Illustration by Cameron Rodriguez.

TurboTax? More like TurboTyranny

Flawed tax system needs systemic reform

If George Washington were around today, he would take one look at the United States tax filing system and say, “Dying is easy; doing taxes is harder.”

 

Now is the time to examine the current tax filing system and realize just how flawed it is. One very apparent flaw is the need to file our taxes annually when the Internal Revenue Service (IRS) already has all our information. 

 

Why don’t they send us a bill that tells us how much we owe them and have us pay that? As is typical with issues in the modern-day U.S., the reason is systemic.

 

After obtaining TurboTax from the company which created it in 1993, Intuit has worked hard to ensure that any other tax filing service remains shrouded in mystery and inaccessible, especially the truly free options. 

 

According to Justin Elliott, a reporter with ProPublica, in 2002, TurboTax and H&R Block worked out a deal with the IRS stipulating that both companies would give U.S. citizens access to free-filing software through their websites, so long as the government did not attempt to compete by creating its own. 

 

TurboTax subsequently hid its free file page from search engines. Intuit eventually made the page accessible but has since stopped participating in the IRS free file.

 

In 2022, the Federal Trade Commission sued Intuit for having generated misleading TurboTax ads which claimed their product was completely free. Intuit initially contested the accusations and defended its actions but pulled the commercials shortly afterward. 

 

However, Intuit still claims online that their service is free for eligible people, but the free file option often includes hidden fees that don’t show up until you have completed and filled out the form.

 

Moreover, the company still actively works to prevent U.S. citizens from finding free options, leaving the free versions inaccessible to many tax-payers.

 

The notion that completing tax returns can be simple and free is foreign to most U.S. citizens but not in other countries. According to an article written by Tom Healey, a former Assistant Secretary of the Treasury, about 36 countries use what is called “Return-Free Filing.”

 

Under Return-Free Filing, a given government handles all of the clerical work so that citizens don’t have to fill out federal tax returns from scratch every year.
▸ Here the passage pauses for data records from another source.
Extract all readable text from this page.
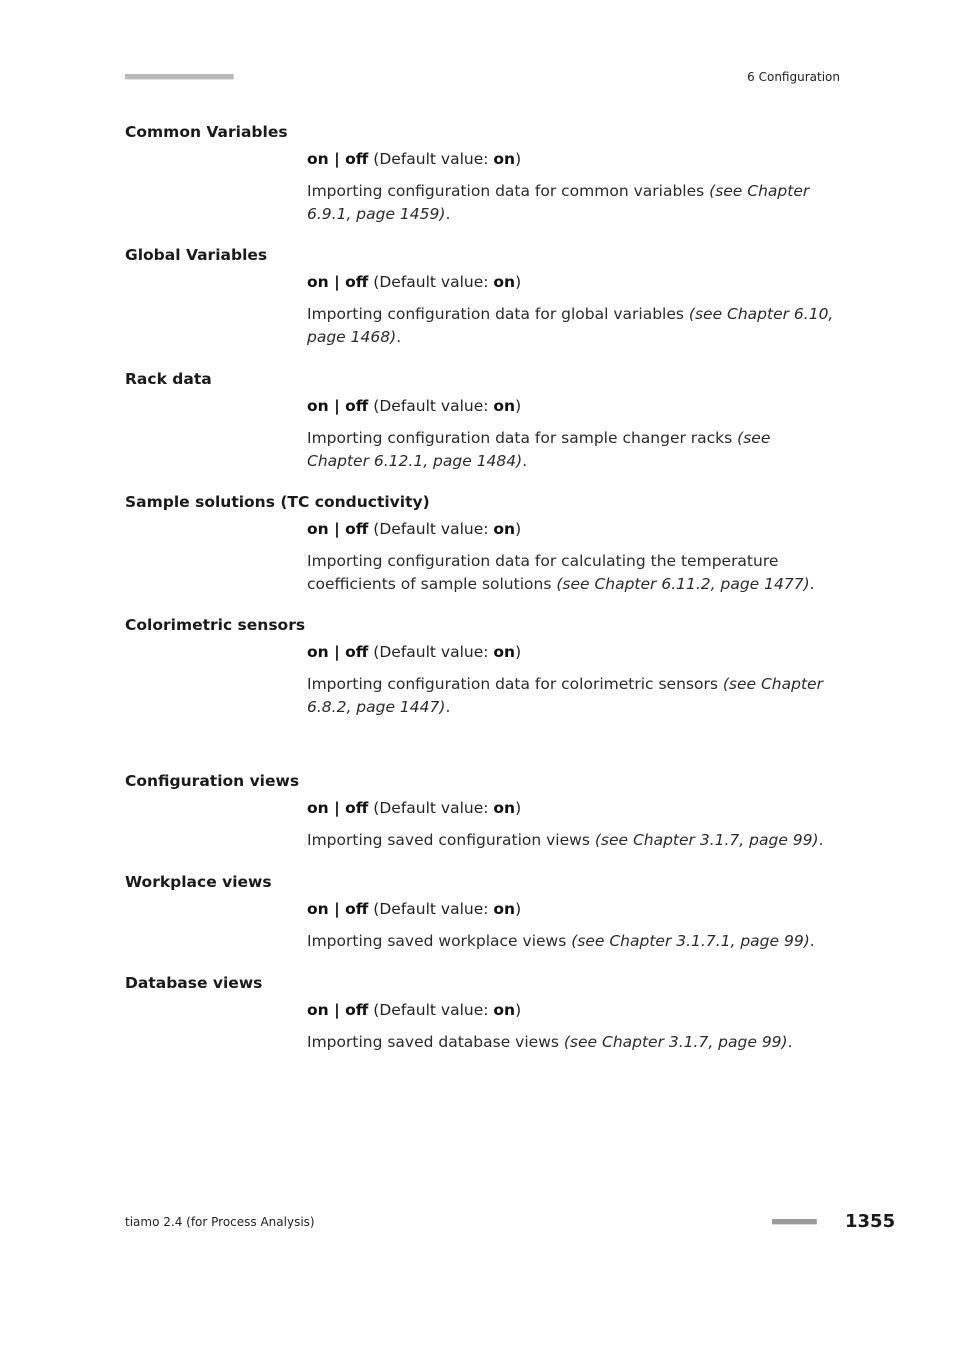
■■■■■■■■■■■■■■■■■■■■■■	6 Configuration
Common Variables
on | off (Default value: on)
Importing configuration data for common variables (see Chapter 6.9.1, page 1459).
Global Variables
on | off (Default value: on)
Importing configuration data for global variables (see Chapter 6.10, page 1468).
Rack data
on | off (Default value: on)
Importing configuration data for sample changer racks (see Chapter 6.12.1, page 1484).
Sample solutions (TC conductivity)
on | off (Default value: on)
Importing configuration data for calculating the temperature coefficients of sample solutions (see Chapter 6.11.2, page 1477).
Colorimetric sensors
on | off (Default value: on)
Importing configuration data for colorimetric sensors (see Chapter 6.8.2, page 1447).
Configuration views
on | off (Default value: on)
Importing saved configuration views (see Chapter 3.1.7, page 99).
Workplace views
on | off (Default value: on)
Importing saved workplace views (see Chapter 3.1.7.1, page 99).
Database views
on | off (Default value: on)
Importing saved database views (see Chapter 3.1.7, page 99).
tiamo 2.4 (for Process Analysis)	■■■■■■■■■ 1355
Individual citizens under this system are merely required to assess the government’s calculations, judge their accuracy and update any personal information, if necessary. 

 

Companies like Intuit and H&R Block become all the more insidious when you realize that they are the reason this has yet to be adopted by the U.S. government.

 

According to Open Secrets, a research group tracking money in U.S. politics and its effect on elections and public policy, Inuit spent $3.78 million in 2023 alone on total federal lobbying expenditures in a thus-far triumphant attempt to prevent any such alternative from ever becoming more than a pipe dream.

 

Despite all this effort, few people have heard anything about TurboTax and similar companies’ nefarious efforts. In a country as chock-full of flaws as ours is, taxes become a very low rung on the priority for most citizens, and something we try and do the quickest without thinking about more than we have to. 

 

The U.S. has a long way to go in streamlining its tax filing processes. The fact that many equally affluent countries have operated off of Return-Free Filing instead of the subsidized system used in the U.S. puts this into perspective. 

 

Moreover, an actual free file still exists in the U.S. IRS-free file is a current option for eligible taxpayers and much less restricted than in the past, with free in-person options where volunteer tax preparers can help you fill out and file your taxes and help reduce any confusion with the process.

 

Also worth mentioning is the IRS’s brand-new Direct File pilot, initiated just last December, making free filing far more accessible as an online platform. 

 

Advertisements broadcasting this information are practically nonexistent, but trust that such platforms are out there, waiting to replace the nefarious, costly, invasive TurboTax.